Inspired by the intense experiences of World War I, German filmmakers of the 1920s began to experiment with expressionism on the movie screen. Instead of representing reality, they began to delve into visual aesthetics so powerful and eerie that they still haunt us today. Expressionists constructed impossible sets with high angles, deep shadows, and extreme camera tilt, and the style of films of this era like “The Cabinet of Dr. Caligari” (1920) and “Metropolis” (1927) resonate today. ‘hui in the work of directors such as Ridley Scott and Tim Burton.

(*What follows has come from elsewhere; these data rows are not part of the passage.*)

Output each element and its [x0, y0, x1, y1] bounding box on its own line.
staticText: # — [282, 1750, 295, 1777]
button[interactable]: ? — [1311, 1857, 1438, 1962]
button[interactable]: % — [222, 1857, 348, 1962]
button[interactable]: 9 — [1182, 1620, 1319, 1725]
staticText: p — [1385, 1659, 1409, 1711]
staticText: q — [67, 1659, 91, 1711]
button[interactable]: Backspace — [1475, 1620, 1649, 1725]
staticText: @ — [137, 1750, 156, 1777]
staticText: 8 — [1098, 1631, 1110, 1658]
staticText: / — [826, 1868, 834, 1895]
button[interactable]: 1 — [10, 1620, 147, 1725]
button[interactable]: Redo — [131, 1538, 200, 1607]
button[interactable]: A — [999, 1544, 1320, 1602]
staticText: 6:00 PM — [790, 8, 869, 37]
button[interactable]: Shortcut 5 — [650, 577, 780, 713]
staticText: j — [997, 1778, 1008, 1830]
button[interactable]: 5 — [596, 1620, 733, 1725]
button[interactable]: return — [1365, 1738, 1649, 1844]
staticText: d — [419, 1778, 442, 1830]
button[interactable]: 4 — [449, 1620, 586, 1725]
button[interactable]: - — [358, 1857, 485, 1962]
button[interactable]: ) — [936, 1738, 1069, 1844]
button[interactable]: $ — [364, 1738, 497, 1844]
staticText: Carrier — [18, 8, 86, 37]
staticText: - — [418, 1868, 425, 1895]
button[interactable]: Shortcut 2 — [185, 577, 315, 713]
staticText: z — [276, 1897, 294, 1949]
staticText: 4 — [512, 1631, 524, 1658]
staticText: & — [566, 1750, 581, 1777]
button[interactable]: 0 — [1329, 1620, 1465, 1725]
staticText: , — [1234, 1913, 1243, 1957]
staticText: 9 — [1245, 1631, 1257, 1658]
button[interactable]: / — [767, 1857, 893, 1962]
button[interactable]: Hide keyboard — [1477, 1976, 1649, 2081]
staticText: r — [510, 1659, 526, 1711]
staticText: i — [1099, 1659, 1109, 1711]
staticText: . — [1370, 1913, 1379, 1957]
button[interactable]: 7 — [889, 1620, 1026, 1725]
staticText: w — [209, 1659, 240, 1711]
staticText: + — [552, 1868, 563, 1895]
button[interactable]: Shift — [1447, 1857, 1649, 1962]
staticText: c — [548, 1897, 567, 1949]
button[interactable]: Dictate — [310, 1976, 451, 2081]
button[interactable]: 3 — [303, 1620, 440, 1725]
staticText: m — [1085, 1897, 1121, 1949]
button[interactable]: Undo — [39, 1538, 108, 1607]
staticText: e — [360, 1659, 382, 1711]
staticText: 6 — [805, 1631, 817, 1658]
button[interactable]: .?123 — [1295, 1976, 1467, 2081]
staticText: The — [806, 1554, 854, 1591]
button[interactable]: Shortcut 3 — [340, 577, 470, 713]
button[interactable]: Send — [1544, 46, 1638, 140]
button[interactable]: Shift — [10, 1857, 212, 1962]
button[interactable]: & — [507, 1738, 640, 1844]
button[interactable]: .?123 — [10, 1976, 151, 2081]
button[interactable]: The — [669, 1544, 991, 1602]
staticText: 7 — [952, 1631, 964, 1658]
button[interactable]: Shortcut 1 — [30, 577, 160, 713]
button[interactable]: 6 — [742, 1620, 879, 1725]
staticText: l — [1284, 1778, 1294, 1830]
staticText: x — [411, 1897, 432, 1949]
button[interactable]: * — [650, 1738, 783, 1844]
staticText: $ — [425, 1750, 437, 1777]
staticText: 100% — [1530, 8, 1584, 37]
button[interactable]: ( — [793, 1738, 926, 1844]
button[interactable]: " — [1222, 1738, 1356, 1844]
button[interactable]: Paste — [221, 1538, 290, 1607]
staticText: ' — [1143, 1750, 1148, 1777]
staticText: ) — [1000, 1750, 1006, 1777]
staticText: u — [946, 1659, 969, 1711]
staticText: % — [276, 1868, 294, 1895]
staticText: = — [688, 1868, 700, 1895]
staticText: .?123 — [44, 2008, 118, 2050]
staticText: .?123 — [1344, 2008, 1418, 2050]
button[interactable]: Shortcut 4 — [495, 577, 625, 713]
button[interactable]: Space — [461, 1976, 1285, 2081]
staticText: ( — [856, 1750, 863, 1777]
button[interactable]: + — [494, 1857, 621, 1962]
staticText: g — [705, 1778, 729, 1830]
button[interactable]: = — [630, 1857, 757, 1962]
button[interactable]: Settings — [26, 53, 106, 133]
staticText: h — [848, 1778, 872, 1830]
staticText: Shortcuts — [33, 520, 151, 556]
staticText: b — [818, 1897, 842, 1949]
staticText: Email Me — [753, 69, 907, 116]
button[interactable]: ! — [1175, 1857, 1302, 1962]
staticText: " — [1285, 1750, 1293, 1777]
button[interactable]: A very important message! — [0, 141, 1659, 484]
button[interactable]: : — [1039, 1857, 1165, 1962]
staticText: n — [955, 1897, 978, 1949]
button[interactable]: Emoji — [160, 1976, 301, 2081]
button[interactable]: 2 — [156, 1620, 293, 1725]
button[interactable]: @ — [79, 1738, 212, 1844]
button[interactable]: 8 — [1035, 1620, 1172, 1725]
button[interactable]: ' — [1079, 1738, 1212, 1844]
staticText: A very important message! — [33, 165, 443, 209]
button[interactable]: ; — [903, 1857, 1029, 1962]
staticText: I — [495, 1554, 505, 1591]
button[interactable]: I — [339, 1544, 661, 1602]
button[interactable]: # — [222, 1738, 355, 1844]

Two decades later, in the aftermath of World War II, Italian neorealist directors had to produce films of a country in ruins. With their cities and studios destroyed and their economy in deep recession, these mostly veteran directors have radically changed their approach to cinema, filming in the streets, bringing in non-professional actors and telling unfiltered stories of filmmaking. real people in the post-war years. Italy. This put Italian filmmakers on the map, making them known for their true guerrilla cinema, and their films inspired one of the greatest cinematic movements of all time: the French New Wave.

American cinema had been banned in France during the Nazi occupation, and at the end of the war, these films flooded French cinemas. From this, a new generation of French filmmakers, many of whom are film critics, rejected what they saw as unimaginative films produced in France at the time. Their response was to make often low-budget films that portray imperfect characters, tell extremely personal stories, and have unhappy or ironic endings. Arguably their greatest contribution was the concept of the director as an author, the idea that the director was the artist whose vision came to life.

There is an active ecosystem in this world of cinematic movements where one movement will influence another which, in turn, will influence the original. It is not only Western cinema that responds to these events.

Iconic and influential films, filmmakers and cinematic movements have emerged from political and social conflicts around the world. Akira Kurosawa, the creator of the entire action film genre, was born out of the American occupation of Japan. Arab filmmakers of postcolonial times have given birth to films that shed light on a spectrum of conflict. And colonialism across South America and Africa led to the Third Cinema, a popular film movement in the 1960s and 1970s that gave a voice to the oppressed and called worldwide attention to the struggles that were happening across continents.

Out of the dark often comes an incredible movie. Creativity survives, and in fact, thrives in the face of adversity. After struggling to come out of a daunting time, many of us find it hard to remember the last time we sat in a movie theater.

As San Diego’s film and arts community emerges and then recovers, we can look to the future with hope, if we look to the past for inspiration.